The wait — both for Llera’s first standalone restaurant project, after years of working for others in Los Angeles, and for the customers he now serves — seems to be worth it. Kuya Lord is already making a splash as the neighborhood’s new hot spot for lunch or take home for dinner. The small space is buzzing with activity most of the day, with customers seated at repurposed communal wooden tables or under hanging boxes stuffed with Kuya Lord-branded products and sauces. The entirety of the kitchen is in plain view from the center of the room, with Llera (signature bandana installed atop her head) taking orders and advising a young staff on cuts, finishes, and the details of her Filipino menu.
Fans who have returned in the last week, first as part of an invite-only preview weekend and now for the restaurant’s soft opening period, have known Llera from the time he ran Kuya Lord as a pop-up. The name was gaining traction in 2019 with one-off cooks at places like Tabula Rasa in East Hollywood, but the pandemic has taken the underground restaurant to new heights — and Llera’s La Cañada Flintridge garage. There, Llera and his wife and partner Gigi packed chunky take-out parties on thin metal trays lined with banana leaves, a nod to the traditional Filipino kamayan parties found throughout the Southeast Asian country where Llera was born and lived until 2004 in the province. from Quezon. O Los Angeles Times ended up calling, offering a hearty review of Lord Kuya’s feast, as well as asian newspaper, positively Filipinoand others.

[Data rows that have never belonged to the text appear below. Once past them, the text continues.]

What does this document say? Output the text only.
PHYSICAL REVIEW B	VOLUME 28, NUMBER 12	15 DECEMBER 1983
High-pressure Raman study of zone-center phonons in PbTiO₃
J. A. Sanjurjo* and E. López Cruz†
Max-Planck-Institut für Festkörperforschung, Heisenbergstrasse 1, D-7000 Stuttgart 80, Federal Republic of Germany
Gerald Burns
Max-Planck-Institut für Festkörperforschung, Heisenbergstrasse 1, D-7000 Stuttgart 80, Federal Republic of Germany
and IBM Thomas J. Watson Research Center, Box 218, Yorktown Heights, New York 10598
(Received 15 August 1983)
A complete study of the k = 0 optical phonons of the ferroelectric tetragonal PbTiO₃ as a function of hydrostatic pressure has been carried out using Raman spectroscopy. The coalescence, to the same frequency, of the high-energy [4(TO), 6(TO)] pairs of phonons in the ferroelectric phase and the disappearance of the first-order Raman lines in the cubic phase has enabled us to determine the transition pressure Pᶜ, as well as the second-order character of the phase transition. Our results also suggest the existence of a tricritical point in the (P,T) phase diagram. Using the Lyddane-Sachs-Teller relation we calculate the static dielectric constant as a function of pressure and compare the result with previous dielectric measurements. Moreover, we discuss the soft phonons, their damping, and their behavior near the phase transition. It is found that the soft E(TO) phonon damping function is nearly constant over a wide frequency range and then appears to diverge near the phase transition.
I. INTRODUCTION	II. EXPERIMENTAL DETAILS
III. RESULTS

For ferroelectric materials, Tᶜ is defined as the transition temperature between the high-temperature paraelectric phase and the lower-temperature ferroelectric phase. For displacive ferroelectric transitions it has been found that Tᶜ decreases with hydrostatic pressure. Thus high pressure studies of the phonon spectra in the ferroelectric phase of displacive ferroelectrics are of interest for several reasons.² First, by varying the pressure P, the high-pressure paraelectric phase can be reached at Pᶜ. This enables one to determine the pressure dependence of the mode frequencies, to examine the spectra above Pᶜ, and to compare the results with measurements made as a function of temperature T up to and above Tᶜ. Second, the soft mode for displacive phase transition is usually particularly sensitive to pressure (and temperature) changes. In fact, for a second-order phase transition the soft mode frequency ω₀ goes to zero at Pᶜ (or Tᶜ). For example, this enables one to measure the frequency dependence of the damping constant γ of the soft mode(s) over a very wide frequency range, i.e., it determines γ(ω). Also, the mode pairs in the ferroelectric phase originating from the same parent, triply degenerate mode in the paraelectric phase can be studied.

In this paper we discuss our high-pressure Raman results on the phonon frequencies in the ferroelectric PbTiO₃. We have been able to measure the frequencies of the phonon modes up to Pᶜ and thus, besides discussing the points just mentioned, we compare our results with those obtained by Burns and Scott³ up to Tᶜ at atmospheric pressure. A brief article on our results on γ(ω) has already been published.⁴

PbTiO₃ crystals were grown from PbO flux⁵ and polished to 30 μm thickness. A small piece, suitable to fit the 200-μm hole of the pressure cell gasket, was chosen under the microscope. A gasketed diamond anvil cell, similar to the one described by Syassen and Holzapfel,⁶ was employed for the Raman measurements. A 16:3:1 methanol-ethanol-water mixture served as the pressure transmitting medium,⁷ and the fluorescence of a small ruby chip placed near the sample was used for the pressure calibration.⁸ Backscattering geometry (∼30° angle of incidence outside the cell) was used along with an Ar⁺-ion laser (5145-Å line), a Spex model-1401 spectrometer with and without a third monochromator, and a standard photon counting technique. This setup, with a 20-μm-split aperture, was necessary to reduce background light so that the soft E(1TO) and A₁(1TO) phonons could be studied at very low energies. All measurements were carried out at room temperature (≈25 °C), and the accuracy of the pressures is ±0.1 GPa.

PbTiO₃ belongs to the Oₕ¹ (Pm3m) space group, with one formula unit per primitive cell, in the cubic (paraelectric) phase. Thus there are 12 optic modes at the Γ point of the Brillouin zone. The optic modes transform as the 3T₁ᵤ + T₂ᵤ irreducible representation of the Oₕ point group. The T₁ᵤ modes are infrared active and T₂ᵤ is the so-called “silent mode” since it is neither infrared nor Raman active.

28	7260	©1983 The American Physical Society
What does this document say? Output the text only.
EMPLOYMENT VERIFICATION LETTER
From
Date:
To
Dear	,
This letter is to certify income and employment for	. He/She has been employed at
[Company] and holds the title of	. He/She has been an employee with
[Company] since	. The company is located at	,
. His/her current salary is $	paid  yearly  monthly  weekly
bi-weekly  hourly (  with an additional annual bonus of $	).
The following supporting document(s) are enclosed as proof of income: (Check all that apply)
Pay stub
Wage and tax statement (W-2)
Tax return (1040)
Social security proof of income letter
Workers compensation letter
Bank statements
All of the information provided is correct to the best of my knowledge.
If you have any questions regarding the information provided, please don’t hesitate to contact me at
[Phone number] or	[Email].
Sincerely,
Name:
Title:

It should come as no surprise that such personal, heartfelt, technically competent meals were possible under Llera’s supervision. The chef spent years working in Los Angeles at restaurants like Bestia, and before starting Kuya Lord full-time he was the corporate chef for the entire H.Wood Group. The attention and funding of her pop-ups allowed Llera to rent this new space next to the popular Ggiata diner, and allowed her fans to find Kuya Lord’s cuisine five days a week, without having to book a time in advance.
Now the restaurant is here, offering lunch until dinner from 11:30am until sold out. The menu is still being tweaked and expanded, but so far has mostly relied on bowls of noodles and rice set with this lechon, as well as chicken, grilled tofu, and whatever else the kitchen is preparing. Kamayan feasts aren’t entirely back (although Llera knows their color, substance, and size are what propelled him here), but a scaled-down version is available for two from the inner wall’s drop-down menu. The specials rotate, things are going in and out, but that’s the nature of an ongoing restaurant like Kuya Lord. Over time, the details will stabilize, leaving room to grow into things like a beer and wine license, weekend parties, and large buffet trays once again.
For now, expect the lechon and these noodles (and Llera’s desserts like a Filipino calamansi pie) to have customers lining up early at 5003 Melrose Avenue. They are a draw to themselves and made possible because of the pandemic and the tireless vision of one Filipino family to create something for themselves and their community.
To the Lord It’s open Wednesday through Sunday at 5003 Melrose Avenue, holding hours from 11:30 am until it sells out daily (usually around 8 pm).